Budgets to support true co-production rarely exist, or are extremely limited. Interestingly, these funding arrangements are always decided by people employed by organisations, and I do wonder if being in the safely of a salaried job stifles the desire to engage and create beyond your own job description.

That may sound harsh, but given that in 2012 I was writing about the need to involve people who use services and carers in those services, I simply haven't seen enough innovation to justify a more positive assessment. If we could get to a stage whereby the viability of health and social care services was judged by how well they engaged with the people using their services, and their carers and families, I suspect a rapid improvement would soon follow.

Current, classic examples of organisations not engaging are seen on the conference scene, where too often I still see programmes for events that don't include the voices of experience. From the knowledge I have through my work, I don't believe that enough local authorities co-produce their services with their citizens, nor do NHS trusts or social care providers, and likewise for national government.

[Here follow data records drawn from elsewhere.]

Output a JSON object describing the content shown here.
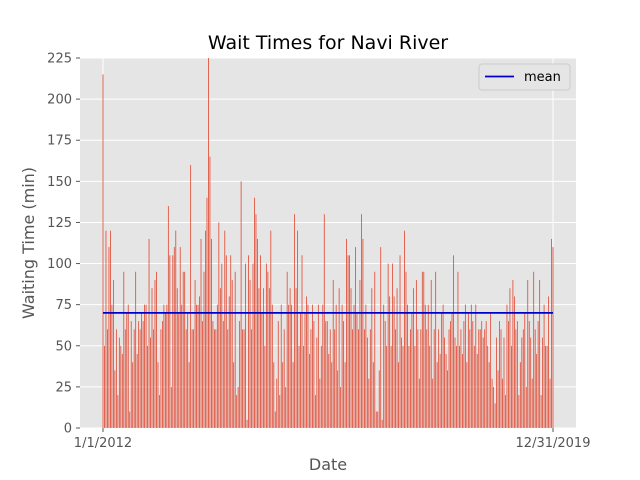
{
  "chart_data": {
    "type": "bar",
    "title": "Wait Times for Navi River",
    "xlabel": "Date",
    "ylabel": "Waiting Time (min)",
    "x_tick_labels": [
      "1/1/2012",
      "12/31/2019"
    ],
    "x_range": [
      "1/1/2012",
      "12/31/2019"
    ],
    "ylim": [
      0,
      225
    ],
    "y_ticks": [
      0,
      25,
      50,
      75,
      100,
      125,
      150,
      175,
      200,
      225
    ],
    "grid": true,
    "legend": {
      "position": "top-right",
      "entries": [
        "mean"
      ]
    },
    "colors": {
      "bars": "#e24a33",
      "mean": "#0000cc",
      "background": "#e5e5e5",
      "grid": "#ffffff"
    },
    "mean": 70,
    "values": [
      215,
      50,
      120,
      60,
      110,
      120,
      75,
      90,
      35,
      60,
      20,
      55,
      50,
      45,
      95,
      60,
      70,
      75,
      10,
      65,
      40,
      60,
      95,
      45,
      65,
      60,
      70,
      65,
      75,
      75,
      50,
      115,
      55,
      85,
      60,
      90,
      95,
      40,
      20,
      60,
      65,
      75,
      70,
      75,
      135,
      105,
      25,
      105,
      110,
      120,
      85,
      70,
      110,
      75,
      95,
      95,
      60,
      70,
      40,
      160,
      60,
      60,
      90,
      75,
      75,
      80,
      115,
      65,
      95,
      120,
      140,
      225,
      165,
      115,
      65,
      60,
      60,
      75,
      125,
      85,
      100,
      65,
      120,
      105,
      60,
      80,
      105,
      90,
      40,
      95,
      20,
      25,
      65,
      150,
      60,
      60,
      100,
      5,
      105,
      90,
      60,
      100,
      140,
      130,
      115,
      85,
      105,
      70,
      85,
      50,
      100,
      95,
      85,
      120,
      75,
      40,
      10,
      30,
      65,
      20,
      75,
      40,
      60,
      25,
      95,
      75,
      85,
      75,
      40,
      130,
      85,
      120,
      50,
      70,
      105,
      50,
      70,
      80,
      75,
      45,
      60,
      75,
      65,
      20,
      55,
      75,
      30,
      50,
      75,
      130,
      65,
      65,
      45,
      60,
      40,
      90,
      60,
      75,
      35,
      85,
      25,
      75,
      65,
      40,
      115,
      105,
      105,
      85,
      60,
      75,
      110,
      70,
      60,
      90,
      130,
      115,
      60,
      75,
      55,
      30,
      60,
      85,
      40,
      95,
      10,
      10,
      35,
      110,
      5,
      75,
      65,
      50,
      100,
      80,
      50,
      100,
      80,
      60,
      85,
      40,
      105,
      55,
      50,
      120,
      95,
      75,
      50,
      60,
      70,
      85,
      50,
      90,
      60,
      30,
      60,
      95,
      95,
      75,
      60,
      75,
      50,
      90,
      30,
      60,
      95,
      40,
      60,
      45,
      70,
      75,
      55,
      45,
      35,
      60,
      65,
      70,
      105,
      55,
      50,
      95,
      50,
      60,
      45,
      65,
      75,
      40,
      70,
      60,
      75,
      65,
      50,
      75,
      45,
      60,
      60,
      65,
      55,
      60,
      65,
      50,
      40,
      70,
      30,
      25,
      15,
      55,
      35,
      65,
      60,
      30,
      55,
      20,
      75,
      65,
      85,
      50,
      90,
      80,
      60,
      65,
      20,
      40,
      55,
      60,
      70,
      25,
      90,
      65,
      55,
      30,
      95,
      60,
      45,
      65,
      90,
      20,
      55,
      75,
      50,
      50,
      80,
      30,
      115,
      110
    ]
  }
}
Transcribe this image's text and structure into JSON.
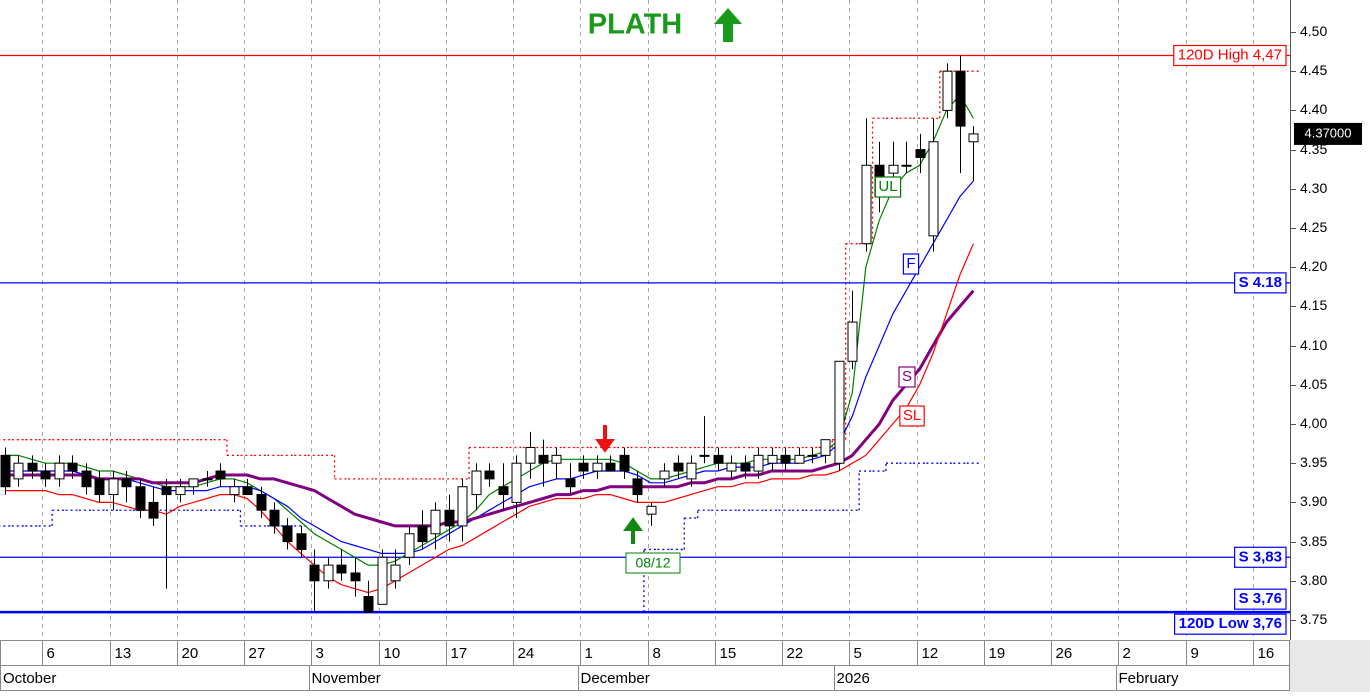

And yet, in that 2012 blog post I made the value of lived experience crystal clear when I said:
"The greatest educators are people who have learnt from their own experiences."
Time to change

I am impatient for change, I would freely admit that, and those who are embracing the true principles of co-production don't get enough praise for their work. For everyone else, I come back to this quote from that 2012 blog post:
"If you want to know about frontline warfare, you ask a soldier. If you want to know about famine in Africa, you go to Africa and ask the people who are starving. If you want to know about dementia, ask the people living with it and carers past and present who have dedicated their lives to understanding dementia."
For dementia, read any condition, any service, any experience. There are always citizens to ask about their health and care, always something to learn from listening to them, and always a way of meaningfully and fully engaging them in how you serve them now and in the future. It really isn't rocket science.